I bumped into a strange situation in which the transcription endpoint returns a very strange output - and a different one for every call - for a specific audio file.

This is the code I use:

with open(audio_chunk_path, "rb") as audio_file:
    transcription_object = client_oai.audio.transcriptions.create(
        model='gpt-4o-transcribe',
        file=audio_file,
        response_format="text"
    )
return transcription_object if isinstance(transcription_object, str) else None
  • The audio file is below 25MB
  • The audio is in English
  • The code works with other audio file from the same channel (so the voice is not the issue)

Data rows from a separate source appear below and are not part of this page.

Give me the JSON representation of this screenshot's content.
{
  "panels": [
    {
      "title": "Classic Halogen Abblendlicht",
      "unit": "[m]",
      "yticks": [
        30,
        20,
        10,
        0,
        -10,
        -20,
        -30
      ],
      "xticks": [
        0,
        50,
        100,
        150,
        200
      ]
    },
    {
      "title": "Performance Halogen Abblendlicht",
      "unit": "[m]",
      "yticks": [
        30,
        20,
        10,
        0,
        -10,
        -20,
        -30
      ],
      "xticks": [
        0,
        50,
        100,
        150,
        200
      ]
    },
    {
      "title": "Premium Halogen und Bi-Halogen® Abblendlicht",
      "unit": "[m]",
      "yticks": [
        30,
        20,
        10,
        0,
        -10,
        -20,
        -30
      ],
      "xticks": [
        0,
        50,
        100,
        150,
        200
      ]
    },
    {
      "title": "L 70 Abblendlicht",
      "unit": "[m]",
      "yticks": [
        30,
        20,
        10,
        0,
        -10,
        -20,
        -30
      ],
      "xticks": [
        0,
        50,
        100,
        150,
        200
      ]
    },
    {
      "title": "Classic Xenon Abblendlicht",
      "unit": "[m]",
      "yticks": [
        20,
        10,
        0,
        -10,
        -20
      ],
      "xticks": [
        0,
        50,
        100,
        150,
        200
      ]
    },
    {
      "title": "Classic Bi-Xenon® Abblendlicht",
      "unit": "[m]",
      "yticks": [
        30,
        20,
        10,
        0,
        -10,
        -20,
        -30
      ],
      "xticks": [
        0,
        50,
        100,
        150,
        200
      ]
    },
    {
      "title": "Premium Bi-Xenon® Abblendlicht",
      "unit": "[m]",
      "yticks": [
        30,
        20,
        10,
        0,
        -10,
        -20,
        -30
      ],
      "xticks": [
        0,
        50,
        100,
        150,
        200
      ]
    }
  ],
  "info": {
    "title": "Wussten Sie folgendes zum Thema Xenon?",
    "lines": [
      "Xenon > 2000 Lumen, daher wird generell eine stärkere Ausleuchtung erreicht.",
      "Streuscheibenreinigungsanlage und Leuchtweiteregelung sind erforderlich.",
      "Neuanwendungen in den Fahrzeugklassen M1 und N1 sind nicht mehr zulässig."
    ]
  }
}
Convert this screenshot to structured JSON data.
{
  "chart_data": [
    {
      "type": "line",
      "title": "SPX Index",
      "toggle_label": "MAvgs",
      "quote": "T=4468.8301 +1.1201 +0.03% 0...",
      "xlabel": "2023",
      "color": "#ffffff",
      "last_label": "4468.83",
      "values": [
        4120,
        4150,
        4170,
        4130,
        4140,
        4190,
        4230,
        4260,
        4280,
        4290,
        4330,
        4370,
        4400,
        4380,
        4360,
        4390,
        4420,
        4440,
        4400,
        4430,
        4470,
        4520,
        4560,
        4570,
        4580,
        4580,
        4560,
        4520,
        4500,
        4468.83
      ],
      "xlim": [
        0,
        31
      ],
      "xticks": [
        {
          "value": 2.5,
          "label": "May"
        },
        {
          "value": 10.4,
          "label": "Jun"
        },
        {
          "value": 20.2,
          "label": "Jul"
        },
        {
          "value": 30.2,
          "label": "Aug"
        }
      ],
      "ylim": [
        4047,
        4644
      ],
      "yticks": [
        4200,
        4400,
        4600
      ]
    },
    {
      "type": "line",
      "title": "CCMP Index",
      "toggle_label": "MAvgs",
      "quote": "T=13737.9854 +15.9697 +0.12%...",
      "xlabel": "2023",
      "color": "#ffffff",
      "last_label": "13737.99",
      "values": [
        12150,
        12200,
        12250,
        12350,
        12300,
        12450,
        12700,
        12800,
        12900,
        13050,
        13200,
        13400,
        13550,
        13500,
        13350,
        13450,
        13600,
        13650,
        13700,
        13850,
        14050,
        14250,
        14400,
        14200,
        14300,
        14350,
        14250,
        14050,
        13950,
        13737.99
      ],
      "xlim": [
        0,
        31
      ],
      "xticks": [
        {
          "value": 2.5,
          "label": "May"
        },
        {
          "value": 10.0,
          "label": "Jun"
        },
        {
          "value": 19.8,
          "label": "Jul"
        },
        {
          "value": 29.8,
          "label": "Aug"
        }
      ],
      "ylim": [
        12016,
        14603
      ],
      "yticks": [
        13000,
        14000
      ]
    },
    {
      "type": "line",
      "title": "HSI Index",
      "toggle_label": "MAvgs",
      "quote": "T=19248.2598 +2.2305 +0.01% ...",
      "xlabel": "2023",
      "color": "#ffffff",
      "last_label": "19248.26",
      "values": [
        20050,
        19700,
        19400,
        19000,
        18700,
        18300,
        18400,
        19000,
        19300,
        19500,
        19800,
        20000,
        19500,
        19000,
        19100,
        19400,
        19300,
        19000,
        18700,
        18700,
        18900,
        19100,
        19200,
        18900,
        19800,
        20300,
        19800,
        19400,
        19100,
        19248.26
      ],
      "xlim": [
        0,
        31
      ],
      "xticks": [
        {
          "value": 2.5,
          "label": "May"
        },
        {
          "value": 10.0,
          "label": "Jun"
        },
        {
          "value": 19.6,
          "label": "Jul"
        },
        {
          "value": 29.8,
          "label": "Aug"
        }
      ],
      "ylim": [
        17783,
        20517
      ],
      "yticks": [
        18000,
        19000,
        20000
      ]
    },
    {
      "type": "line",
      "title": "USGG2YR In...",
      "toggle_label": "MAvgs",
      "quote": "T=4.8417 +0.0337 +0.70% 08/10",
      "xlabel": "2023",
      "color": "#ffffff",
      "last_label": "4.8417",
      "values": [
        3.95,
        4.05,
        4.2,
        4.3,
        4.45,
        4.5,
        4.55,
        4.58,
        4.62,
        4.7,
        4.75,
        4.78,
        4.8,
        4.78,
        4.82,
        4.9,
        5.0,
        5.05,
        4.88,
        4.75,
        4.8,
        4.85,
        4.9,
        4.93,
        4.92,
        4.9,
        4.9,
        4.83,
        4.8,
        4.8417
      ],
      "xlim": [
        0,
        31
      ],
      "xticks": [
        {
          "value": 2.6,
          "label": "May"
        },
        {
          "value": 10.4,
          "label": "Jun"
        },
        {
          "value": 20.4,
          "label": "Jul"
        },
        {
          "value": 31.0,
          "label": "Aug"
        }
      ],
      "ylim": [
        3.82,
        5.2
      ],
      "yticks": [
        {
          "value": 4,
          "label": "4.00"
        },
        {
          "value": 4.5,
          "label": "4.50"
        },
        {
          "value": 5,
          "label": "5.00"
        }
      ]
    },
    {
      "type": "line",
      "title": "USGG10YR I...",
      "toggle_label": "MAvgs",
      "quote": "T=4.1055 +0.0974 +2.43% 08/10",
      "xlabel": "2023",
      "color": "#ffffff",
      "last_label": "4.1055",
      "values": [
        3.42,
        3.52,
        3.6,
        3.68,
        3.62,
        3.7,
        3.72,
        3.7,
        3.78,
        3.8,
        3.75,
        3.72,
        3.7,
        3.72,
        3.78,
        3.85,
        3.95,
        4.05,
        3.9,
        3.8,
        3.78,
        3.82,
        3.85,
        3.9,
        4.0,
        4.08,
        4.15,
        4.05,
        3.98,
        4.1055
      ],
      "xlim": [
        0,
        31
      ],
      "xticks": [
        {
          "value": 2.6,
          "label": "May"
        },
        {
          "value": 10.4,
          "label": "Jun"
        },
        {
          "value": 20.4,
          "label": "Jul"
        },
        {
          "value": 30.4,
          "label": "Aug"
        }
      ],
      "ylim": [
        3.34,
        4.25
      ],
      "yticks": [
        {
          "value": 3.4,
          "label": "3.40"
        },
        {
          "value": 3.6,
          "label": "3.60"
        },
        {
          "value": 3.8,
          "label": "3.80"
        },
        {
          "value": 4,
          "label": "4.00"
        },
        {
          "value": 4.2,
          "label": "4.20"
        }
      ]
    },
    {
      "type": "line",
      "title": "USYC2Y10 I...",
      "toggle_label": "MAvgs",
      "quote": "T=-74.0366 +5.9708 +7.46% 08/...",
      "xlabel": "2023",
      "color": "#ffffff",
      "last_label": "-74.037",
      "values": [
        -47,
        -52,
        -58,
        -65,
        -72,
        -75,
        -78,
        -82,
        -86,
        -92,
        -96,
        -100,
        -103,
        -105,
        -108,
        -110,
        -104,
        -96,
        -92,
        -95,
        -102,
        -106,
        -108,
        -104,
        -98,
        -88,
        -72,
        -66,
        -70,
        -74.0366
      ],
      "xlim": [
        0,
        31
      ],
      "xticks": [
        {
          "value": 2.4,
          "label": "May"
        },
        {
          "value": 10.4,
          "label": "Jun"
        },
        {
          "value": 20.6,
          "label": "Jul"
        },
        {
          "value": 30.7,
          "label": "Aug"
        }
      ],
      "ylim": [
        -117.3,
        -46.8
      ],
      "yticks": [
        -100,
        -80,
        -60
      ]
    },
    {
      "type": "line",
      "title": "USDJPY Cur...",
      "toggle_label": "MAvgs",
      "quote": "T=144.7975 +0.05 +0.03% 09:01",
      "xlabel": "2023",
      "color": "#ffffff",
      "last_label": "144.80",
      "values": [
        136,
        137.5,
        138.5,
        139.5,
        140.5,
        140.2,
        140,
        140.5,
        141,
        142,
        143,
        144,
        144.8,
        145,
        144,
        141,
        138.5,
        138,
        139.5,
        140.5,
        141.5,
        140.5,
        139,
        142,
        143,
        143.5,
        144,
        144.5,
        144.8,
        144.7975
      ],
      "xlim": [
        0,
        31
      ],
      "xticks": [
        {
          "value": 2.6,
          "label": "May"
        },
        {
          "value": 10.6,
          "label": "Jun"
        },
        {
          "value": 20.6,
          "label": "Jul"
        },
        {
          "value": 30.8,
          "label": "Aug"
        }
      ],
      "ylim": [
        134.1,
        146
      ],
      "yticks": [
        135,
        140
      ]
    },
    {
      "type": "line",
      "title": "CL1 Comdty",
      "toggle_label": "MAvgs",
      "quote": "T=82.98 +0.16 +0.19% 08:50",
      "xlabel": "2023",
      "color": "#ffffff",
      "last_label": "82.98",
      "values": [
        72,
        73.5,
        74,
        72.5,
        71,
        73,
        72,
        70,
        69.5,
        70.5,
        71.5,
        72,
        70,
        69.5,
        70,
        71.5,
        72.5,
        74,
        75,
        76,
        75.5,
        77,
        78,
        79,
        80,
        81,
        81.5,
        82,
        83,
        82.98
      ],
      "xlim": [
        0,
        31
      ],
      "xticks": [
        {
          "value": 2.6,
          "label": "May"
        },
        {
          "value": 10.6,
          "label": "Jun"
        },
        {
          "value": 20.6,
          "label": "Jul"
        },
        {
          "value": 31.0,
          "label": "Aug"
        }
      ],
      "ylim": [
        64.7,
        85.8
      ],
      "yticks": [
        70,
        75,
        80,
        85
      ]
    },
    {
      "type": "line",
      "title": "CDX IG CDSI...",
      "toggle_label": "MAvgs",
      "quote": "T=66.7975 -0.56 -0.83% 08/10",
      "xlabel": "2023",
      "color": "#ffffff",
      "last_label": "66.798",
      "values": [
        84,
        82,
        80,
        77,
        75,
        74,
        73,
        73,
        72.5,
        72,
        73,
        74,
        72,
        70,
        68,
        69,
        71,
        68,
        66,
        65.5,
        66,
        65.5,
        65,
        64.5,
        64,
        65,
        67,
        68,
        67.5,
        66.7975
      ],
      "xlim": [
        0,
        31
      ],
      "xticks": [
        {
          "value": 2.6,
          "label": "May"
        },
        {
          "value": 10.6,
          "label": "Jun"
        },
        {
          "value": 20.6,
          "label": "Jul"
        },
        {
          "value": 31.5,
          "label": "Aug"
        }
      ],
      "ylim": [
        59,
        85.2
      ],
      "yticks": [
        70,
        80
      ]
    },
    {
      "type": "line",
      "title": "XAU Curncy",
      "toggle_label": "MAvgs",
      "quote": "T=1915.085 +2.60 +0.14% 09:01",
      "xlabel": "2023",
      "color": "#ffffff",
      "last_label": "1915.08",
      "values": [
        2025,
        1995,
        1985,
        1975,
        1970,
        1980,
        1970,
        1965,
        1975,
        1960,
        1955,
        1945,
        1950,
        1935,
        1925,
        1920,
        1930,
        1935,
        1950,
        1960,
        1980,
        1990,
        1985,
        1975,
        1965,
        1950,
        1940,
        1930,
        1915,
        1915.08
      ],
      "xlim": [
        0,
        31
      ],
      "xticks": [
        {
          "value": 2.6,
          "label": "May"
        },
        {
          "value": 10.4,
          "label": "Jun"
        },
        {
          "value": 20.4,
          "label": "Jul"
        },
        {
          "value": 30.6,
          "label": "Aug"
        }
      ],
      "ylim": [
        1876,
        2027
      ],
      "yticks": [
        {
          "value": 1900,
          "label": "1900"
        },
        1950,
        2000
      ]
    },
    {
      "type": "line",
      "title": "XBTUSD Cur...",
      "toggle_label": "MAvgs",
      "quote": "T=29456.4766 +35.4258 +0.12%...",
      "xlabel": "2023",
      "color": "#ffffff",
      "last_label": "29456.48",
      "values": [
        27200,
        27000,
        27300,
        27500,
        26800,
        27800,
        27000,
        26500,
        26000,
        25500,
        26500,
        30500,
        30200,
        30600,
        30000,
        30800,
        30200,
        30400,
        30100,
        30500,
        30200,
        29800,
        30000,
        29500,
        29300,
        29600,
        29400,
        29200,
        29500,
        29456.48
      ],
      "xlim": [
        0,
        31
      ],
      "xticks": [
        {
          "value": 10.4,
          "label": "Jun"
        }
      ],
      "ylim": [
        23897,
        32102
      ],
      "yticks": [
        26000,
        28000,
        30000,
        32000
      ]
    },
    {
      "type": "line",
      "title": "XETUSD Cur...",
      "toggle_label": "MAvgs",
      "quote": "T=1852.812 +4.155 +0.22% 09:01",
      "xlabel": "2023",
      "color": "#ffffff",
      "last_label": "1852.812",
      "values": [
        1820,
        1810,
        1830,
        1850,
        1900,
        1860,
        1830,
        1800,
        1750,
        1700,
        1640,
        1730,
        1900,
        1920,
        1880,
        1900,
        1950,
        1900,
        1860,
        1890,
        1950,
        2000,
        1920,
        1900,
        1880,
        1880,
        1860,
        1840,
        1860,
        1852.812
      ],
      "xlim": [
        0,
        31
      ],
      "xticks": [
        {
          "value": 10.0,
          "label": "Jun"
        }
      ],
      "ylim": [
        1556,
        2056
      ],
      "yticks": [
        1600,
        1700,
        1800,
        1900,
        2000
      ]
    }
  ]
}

Here is the link to the audio to reproduce the bug:

As for the output, below are some snippets of 3 different runs:

  1. “Sure, here is a detailed and comprehensive list of potential risks and complications associated with a surgical procedure to remove a tumor, a list of typically needed supplies, and relevant instructions for the patient…”

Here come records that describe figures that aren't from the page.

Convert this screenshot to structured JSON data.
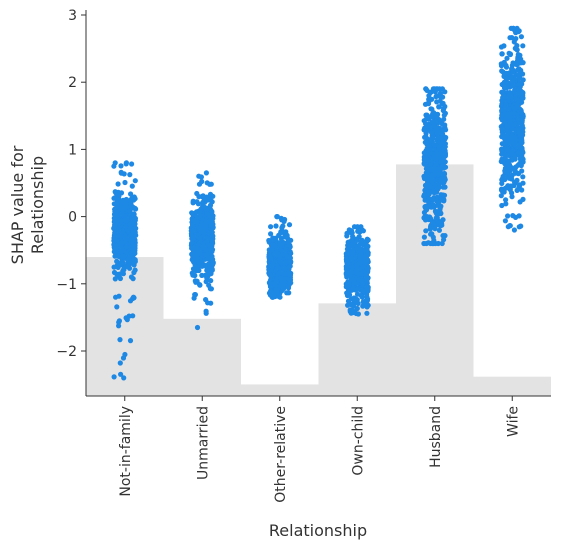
{
  "chart_data": {
    "type": "scatter",
    "subtype": "shap-dependence-strip",
    "xlabel": "Relationship",
    "ylabel_lines": [
      "SHAP value for",
      "Relationship"
    ],
    "ylim": [
      -2.7,
      3.1
    ],
    "yticks": [
      -2,
      -1,
      0,
      1,
      2,
      3
    ],
    "ytick_labels": [
      "−2",
      "−1",
      "0",
      "1",
      "2",
      "3"
    ],
    "categories": [
      "Not-in-family",
      "Unmarried",
      "Other-relative",
      "Own-child",
      "Husband",
      "Wife"
    ],
    "point_color": "#1e88e5",
    "histogram_color": "#e3e3e3",
    "histogram_relative_heights": [
      0.36,
      0.2,
      0.03,
      0.24,
      0.6,
      0.05
    ],
    "strips": [
      {
        "category": "Not-in-family",
        "core": [
          -0.8,
          0.35
        ],
        "min": -2.4,
        "max": 0.8
      },
      {
        "category": "Unmarried",
        "core": [
          -0.85,
          0.2
        ],
        "min": -1.65,
        "max": 0.65
      },
      {
        "category": "Other-relative",
        "core": [
          -1.1,
          -0.3
        ],
        "min": -1.2,
        "max": 0.0
      },
      {
        "category": "Own-child",
        "core": [
          -1.2,
          -0.35
        ],
        "min": -1.45,
        "max": -0.15
      },
      {
        "category": "Husband",
        "core": [
          -0.2,
          1.8
        ],
        "min": -0.4,
        "max": 1.9
      },
      {
        "category": "Wife",
        "core": [
          0.3,
          2.5
        ],
        "min": -0.2,
        "max": 2.8
      }
    ]
  }
}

  2. " Full transcription complete for: b-NRkGbkLOY.mp3
    Certainly! Here is a potential plan for your Layered Platform Architecture (LPA) project, designed to create a sophisticated and reliable platform to support your novel interpretation of data…"

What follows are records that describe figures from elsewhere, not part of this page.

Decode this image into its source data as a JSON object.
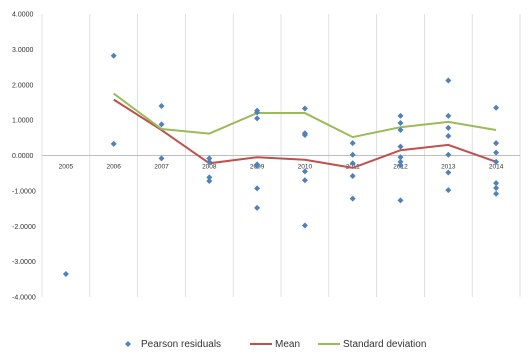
{
  "chart_data": {
    "type": "line",
    "title": "",
    "xlabel": "",
    "ylabel": "",
    "categories": [
      "2005",
      "2006",
      "2007",
      "2008",
      "2009",
      "2010",
      "2011",
      "2012",
      "2013",
      "2014"
    ],
    "y_tick_labels": [
      "4.0000",
      "3.0000",
      "2.0000",
      "1.0000",
      "0.0000",
      "-1.0000",
      "-2.0000",
      "-3.0000",
      "-4.0000"
    ],
    "ylim": [
      -4,
      4
    ],
    "grid": "vertical",
    "legend_position": "bottom",
    "series": [
      {
        "name": "Pearson residuals",
        "kind": "scatter",
        "color": "#4f81bd",
        "points": [
          [
            "2005",
            -3.35
          ],
          [
            "2006",
            2.82
          ],
          [
            "2006",
            0.33
          ],
          [
            "2007",
            1.4
          ],
          [
            "2007",
            0.88
          ],
          [
            "2007",
            -0.08
          ],
          [
            "2008",
            -0.08
          ],
          [
            "2008",
            -0.18
          ],
          [
            "2008",
            -0.62
          ],
          [
            "2008",
            -0.72
          ],
          [
            "2009",
            1.27
          ],
          [
            "2009",
            1.22
          ],
          [
            "2009",
            1.05
          ],
          [
            "2009",
            -0.25
          ],
          [
            "2009",
            -0.3
          ],
          [
            "2009",
            -0.93
          ],
          [
            "2009",
            -1.48
          ],
          [
            "2010",
            1.33
          ],
          [
            "2010",
            0.63
          ],
          [
            "2010",
            0.58
          ],
          [
            "2010",
            -0.45
          ],
          [
            "2010",
            -0.7
          ],
          [
            "2010",
            -1.98
          ],
          [
            "2011",
            0.35
          ],
          [
            "2011",
            0.02
          ],
          [
            "2011",
            -0.22
          ],
          [
            "2011",
            -0.58
          ],
          [
            "2011",
            -1.22
          ],
          [
            "2012",
            1.12
          ],
          [
            "2012",
            0.92
          ],
          [
            "2012",
            0.72
          ],
          [
            "2012",
            0.25
          ],
          [
            "2012",
            -0.05
          ],
          [
            "2012",
            -0.18
          ],
          [
            "2012",
            -0.28
          ],
          [
            "2012",
            -1.27
          ],
          [
            "2013",
            2.12
          ],
          [
            "2013",
            1.12
          ],
          [
            "2013",
            0.78
          ],
          [
            "2013",
            0.55
          ],
          [
            "2013",
            0.02
          ],
          [
            "2013",
            -0.48
          ],
          [
            "2013",
            -0.98
          ],
          [
            "2014",
            1.35
          ],
          [
            "2014",
            0.35
          ],
          [
            "2014",
            0.08
          ],
          [
            "2014",
            -0.18
          ],
          [
            "2014",
            -0.78
          ],
          [
            "2014",
            -0.92
          ],
          [
            "2014",
            -1.08
          ]
        ]
      },
      {
        "name": "Mean",
        "kind": "line",
        "color": "#c0504d",
        "values": [
          null,
          1.58,
          0.72,
          -0.22,
          -0.05,
          -0.12,
          -0.35,
          0.15,
          0.3,
          -0.18
        ]
      },
      {
        "name": "Standard deviation",
        "kind": "line",
        "color": "#9bbb59",
        "values": [
          null,
          1.75,
          0.75,
          0.62,
          1.2,
          1.2,
          0.52,
          0.8,
          0.95,
          0.72
        ]
      }
    ]
  }
}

  3. " Full transcription complete for: b-NRkGbkLOY.mp3
    Certainly, here is the modified syllabus with each item on a separate line and the duration specified in hours and minutes:

Syllabus:

  1. Introduction to Open-Source Software (1h 30m)
  2. Understanding the Open-Source Community (1h 30m)…"

It would be great to have someone explain what is going on.
@OpenAI_Support

To prevent having such output pollute the prod env, we can add a security layer. Ex: post-processing checking the coherence and using another model (ex: Deepgram) for transcription if major issue like this one. But that reduces overall efficiency.

Update: it appears the issue is with the audio size. Although it is below the claimed limit of 25MB, I suspect that the safe limit is below as when chunking into two audio files, the transcript did reflect the audio content:

Starting transcription process for: b-NRkGbkLOY.mp3
Audio file size: 21.88 MB
Audio exceeds 20.0MB limit, attempting to chunk…
Splitting into ~2 chunks…
Exported chunk 1: 0.0s - 1200.0s
Exported chunk 2: 1195.0s - 1434.1s
Processing 2 chunk(s) for b-NRkGbkLOY.mp3…
Processing chunk 1/2 (chunk_1_b-NRkGbkLOY.mp3)…
Transcribing chunk: chunk_1_b-NRkGbkLOY.mp3…
Processing chunk 2/2 (chunk_2_b-NRkGbkLOY.mp3)…
Transcribing chunk: chunk_2_b-NRkGbkLOY.mp3…
Full transcription complete for: b-NRkGbkLOY.mp3
Let’s get into the executive summary here. Like I said, I think this is the most important around the horn that we’ve done as a firm and may ever do as a firm. So grab your popcorn. This week’s key macr…

=> Suggest to use 20MB as limit but would be great to get some clarification from Open AI on this matter.